In the midst of all this, a whole bunch of subplots crop up. Hank Fairbanks (Doug Mc Clure), a passenger working for an aircraft buyer company, has a grudge against the captain, Jim Walsh (Robert Reed (actor)). Said passenger used to have a relationship with one of the stewardesses. The airline's publicist is having an affair with Angela Garland (Misty Rowe), "Miss SST". And as if that isn't enough, a former sportscaster on the plane, Lyle Kingman (Martin Milner), is discussing a job change with his wife, Nancy (Susan Strasberg), and a woman, Anne Redding (Season Hubley), runs into her old boss/lover, Paul Whitley (Peter Graves), while traveling with her new lover, Bob Connors (John de Lancie).

Critically panned for its painfully standard disaster movie plot and poor production value, the film holds the dubious honor of being one of the first movies ever riffed on Mystery Science Theater 3000, getting the treatment during the show's KTMA season. For the MST3K episode, see here. (In fairness, at least SST: Death Flight has enough of the trappings of a Disaster Movie to qualify as one, unlike another TV movie given the Satellite Of Love treatment.)


Tropes:

  • Bad Boss: Les Phillips, according to Bassett, treats his crew badly and yells at one of them when he questions his orders.
  • Bittersweet Ending: The plane manages to make an emergency landing in Senegal, preventing the disease from being brought into a country not prepared to deal with it. However, not everyone on the plane makes it out alive.
  • Cool Old Guy: Bassett.
  • Commander Contrarian: The airline executive Marshall Cole assumes this role when Phillips tries to convince him that the plane will fail, telling him the virgin voyage is too important a promotional event to be aborted with so little evidence; justified in that he doesn't know that Phillips has sabotaged the plane.
  • Disaster Movie
  • The Ditz: Miss SST is chatty and a bit naive, thinking the publicist will marry her without hesitation, but friendly to everyone.
  • Dude, Where's My Respect?: Phillips sabotages the plane, planning to get the plane to turn around and discredit Basset. It works about as well as expected.
  • Four Lines, All Waiting
  • From Bad to Worse: Things are difficult enough when the plane's hydraulic systems are malfunctioning, but the deadly virus onboard really puts the icing on the cake.
  • Good Girls Avoid Abortion: Played straight with Miss SST when the publicist isn't willing to start a family with her and wants her to have one; she immediately refuses and is offended that he even suggested it.
  • Green-Eyed Monster: Bob Connors gets increasingly nasty when learning about Anne's past relationship with Paul, to the point of punching Paul in the face.
  • Incurable Cough of Death: A symptom of the Senegal flu. The scene where Bassett does it stands out.
  • Living Legend: Bassett is described as one, within the world of aircraft design anyway.
    "The thing about being a legend is everyone assumes you're dead."
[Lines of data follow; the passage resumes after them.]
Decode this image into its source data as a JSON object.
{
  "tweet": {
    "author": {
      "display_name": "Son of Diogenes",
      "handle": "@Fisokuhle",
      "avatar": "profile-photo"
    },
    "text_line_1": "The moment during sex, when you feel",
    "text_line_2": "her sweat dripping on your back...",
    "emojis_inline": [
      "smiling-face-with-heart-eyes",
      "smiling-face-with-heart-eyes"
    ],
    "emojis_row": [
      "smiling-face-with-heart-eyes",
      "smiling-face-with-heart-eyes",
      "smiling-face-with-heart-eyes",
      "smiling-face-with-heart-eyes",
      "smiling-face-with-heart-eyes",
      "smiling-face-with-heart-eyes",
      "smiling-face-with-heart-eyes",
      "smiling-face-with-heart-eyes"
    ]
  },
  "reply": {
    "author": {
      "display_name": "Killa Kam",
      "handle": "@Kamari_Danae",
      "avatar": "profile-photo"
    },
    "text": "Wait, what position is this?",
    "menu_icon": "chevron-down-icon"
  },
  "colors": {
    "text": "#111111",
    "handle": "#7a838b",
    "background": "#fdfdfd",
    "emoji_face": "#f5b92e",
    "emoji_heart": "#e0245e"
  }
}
  • Mission Control: Marshall Cole spends much of his time in the movie guiding the pilots through the flight by radio.
  • The Needs of the Many: When the Senegal flu strikes, the passengers vote to take a chance and have the plane fly to Senegal, where the disease has run its course and can be contained, rather than follow the airline's orders to land in London and risk spreading it to the rest of the world.
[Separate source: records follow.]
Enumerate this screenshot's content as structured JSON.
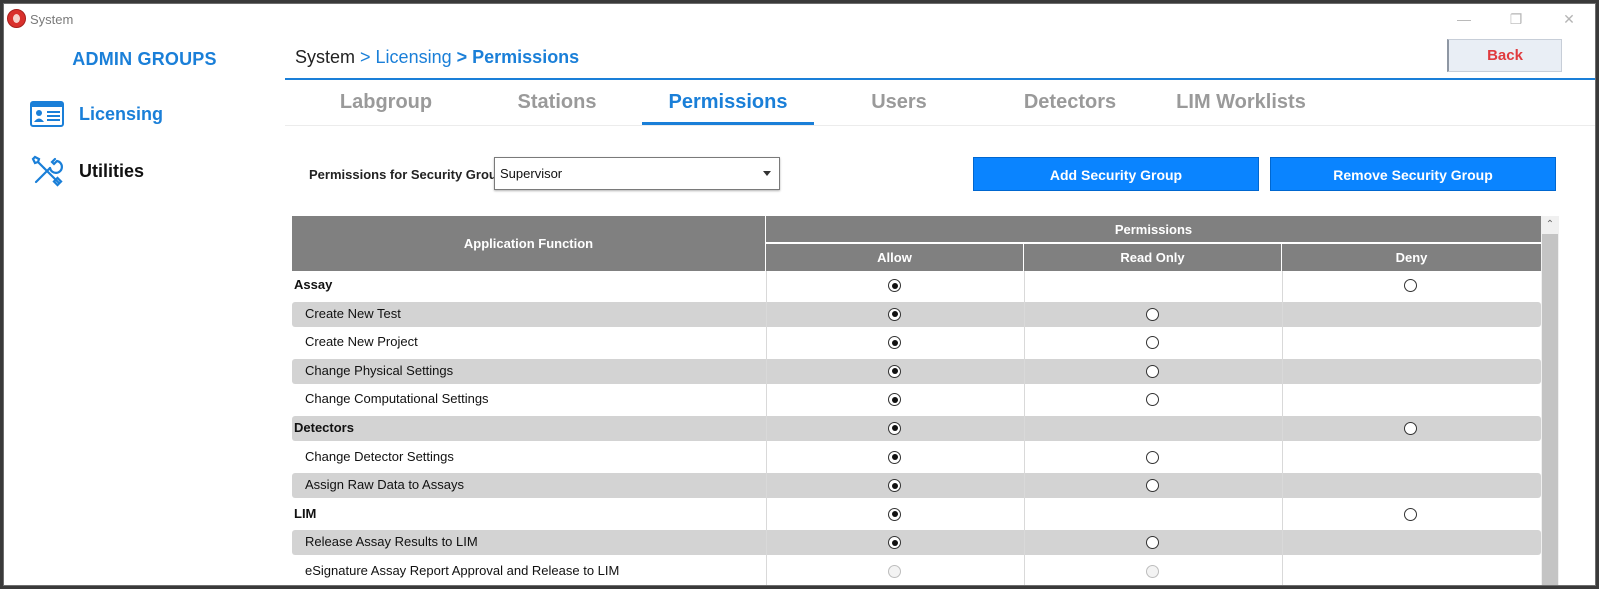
{
  "window": {
    "title": "System",
    "controls": {
      "minimize": "—",
      "restore": "❐",
      "close": "✕"
    }
  },
  "sidebar": {
    "title": "ADMIN GROUPS",
    "items": [
      {
        "label": "Licensing",
        "icon": "id-card-icon",
        "active": true
      },
      {
        "label": "Utilities",
        "icon": "tools-icon",
        "active": false
      }
    ]
  },
  "header": {
    "breadcrumb": {
      "root": "System",
      "sep": ">",
      "middle": "Licensing",
      "current": "Permissions"
    },
    "back_label": "Back"
  },
  "tabs": [
    {
      "label": "Labgroup",
      "active": false
    },
    {
      "label": "Stations",
      "active": false
    },
    {
      "label": "Permissions",
      "active": true
    },
    {
      "label": "Users",
      "active": false
    },
    {
      "label": "Detectors",
      "active": false
    },
    {
      "label": "LIM Worklists",
      "active": false
    }
  ],
  "security_group": {
    "label": "Permissions for Security Group",
    "selected": "Supervisor",
    "add_label": "Add Security Group",
    "remove_label": "Remove Security Group"
  },
  "table": {
    "col_function": "Application Function",
    "col_permissions": "Permissions",
    "col_allow": "Allow",
    "col_read_only": "Read Only",
    "col_deny": "Deny",
    "rows": [
      {
        "name": "Assay",
        "type": "group",
        "allow": "checked",
        "read_only": "none",
        "deny": "unchecked"
      },
      {
        "name": "Create New Test",
        "type": "child",
        "allow": "checked",
        "read_only": "unchecked",
        "deny": "none"
      },
      {
        "name": "Create New Project",
        "type": "child",
        "allow": "checked",
        "read_only": "unchecked",
        "deny": "none"
      },
      {
        "name": "Change Physical Settings",
        "type": "child",
        "allow": "checked",
        "read_only": "unchecked",
        "deny": "none"
      },
      {
        "name": "Change Computational Settings",
        "type": "child",
        "allow": "checked",
        "read_only": "unchecked",
        "deny": "none"
      },
      {
        "name": "Detectors",
        "type": "group",
        "allow": "checked",
        "read_only": "none",
        "deny": "unchecked"
      },
      {
        "name": "Change Detector Settings",
        "type": "child",
        "allow": "checked",
        "read_only": "unchecked",
        "deny": "none"
      },
      {
        "name": "Assign Raw Data to Assays",
        "type": "child",
        "allow": "checked",
        "read_only": "unchecked",
        "deny": "none"
      },
      {
        "name": "LIM",
        "type": "group",
        "allow": "checked",
        "read_only": "none",
        "deny": "unchecked"
      },
      {
        "name": "Release Assay Results to LIM",
        "type": "child",
        "allow": "checked",
        "read_only": "unchecked",
        "deny": "none"
      },
      {
        "name": "eSignature Assay Report Approval and Release to LIM",
        "type": "child",
        "allow": "disabled",
        "read_only": "disabled",
        "deny": "none"
      }
    ]
  },
  "scrollbar": {
    "up_arrow": "⌃"
  }
}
  • Never My Fault: Phillips refuses to take any responsibility for his sabotage of the plane, instead blaming the pilot for not listening to him when he told him the plane was in trouble or blaming Bassett for not giving him the promotion he thought he deserved.
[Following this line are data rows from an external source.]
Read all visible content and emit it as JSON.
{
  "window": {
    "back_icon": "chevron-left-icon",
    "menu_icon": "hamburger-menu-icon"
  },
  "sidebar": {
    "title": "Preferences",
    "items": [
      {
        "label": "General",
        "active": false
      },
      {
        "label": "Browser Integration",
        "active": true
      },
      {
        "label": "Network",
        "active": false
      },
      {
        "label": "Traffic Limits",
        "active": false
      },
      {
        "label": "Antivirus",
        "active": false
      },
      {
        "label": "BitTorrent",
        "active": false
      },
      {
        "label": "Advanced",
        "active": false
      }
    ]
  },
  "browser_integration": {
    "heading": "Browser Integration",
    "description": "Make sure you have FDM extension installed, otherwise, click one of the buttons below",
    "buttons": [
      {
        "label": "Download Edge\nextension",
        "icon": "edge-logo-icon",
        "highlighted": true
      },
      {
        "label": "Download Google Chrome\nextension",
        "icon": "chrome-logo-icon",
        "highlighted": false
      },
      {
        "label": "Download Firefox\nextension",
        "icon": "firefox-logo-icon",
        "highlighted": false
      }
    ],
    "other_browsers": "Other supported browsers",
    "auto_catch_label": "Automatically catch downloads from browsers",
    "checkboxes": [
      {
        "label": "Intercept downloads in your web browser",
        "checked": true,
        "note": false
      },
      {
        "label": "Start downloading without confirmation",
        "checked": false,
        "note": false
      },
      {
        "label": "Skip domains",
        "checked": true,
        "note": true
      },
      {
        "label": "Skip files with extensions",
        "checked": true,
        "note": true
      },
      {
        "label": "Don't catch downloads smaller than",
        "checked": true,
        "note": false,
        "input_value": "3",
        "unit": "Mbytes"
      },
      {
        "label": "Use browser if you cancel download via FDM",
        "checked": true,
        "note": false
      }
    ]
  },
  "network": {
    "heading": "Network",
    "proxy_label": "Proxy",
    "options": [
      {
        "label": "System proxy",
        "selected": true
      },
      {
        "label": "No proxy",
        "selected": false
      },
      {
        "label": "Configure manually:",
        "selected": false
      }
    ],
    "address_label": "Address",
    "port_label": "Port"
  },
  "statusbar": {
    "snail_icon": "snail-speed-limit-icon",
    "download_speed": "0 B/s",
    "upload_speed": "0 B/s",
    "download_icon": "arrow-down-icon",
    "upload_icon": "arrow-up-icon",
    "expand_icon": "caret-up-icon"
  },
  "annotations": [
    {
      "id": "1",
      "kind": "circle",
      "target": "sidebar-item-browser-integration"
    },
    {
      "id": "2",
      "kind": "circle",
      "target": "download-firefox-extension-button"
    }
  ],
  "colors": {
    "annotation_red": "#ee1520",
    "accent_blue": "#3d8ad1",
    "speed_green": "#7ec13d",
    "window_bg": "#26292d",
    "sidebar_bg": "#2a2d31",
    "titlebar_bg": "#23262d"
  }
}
  • Token Minority: Dr. Ralph Therman, played by Brock Peters, is the only black character on the plane (though not the only black character in the movie).
  • Token Romance: Most of the subplots qualify since they have some romantic component with no impact on the plane's emergency. The triangle drama between Anne, Paul and Bob stands out.
  • What the Hell, Hero?: In the past, Hank lost his pilot license for making an emergency landing, in his words, in "less than ideal weather". While he presents it to Bassett as though the airline overreacted, Jim Walsh, his co-pilot during the flight who reported him, later reminds him that the weather was worse and the landing he did was much more reckless than he let on and it was a miracle the plane didn't crash.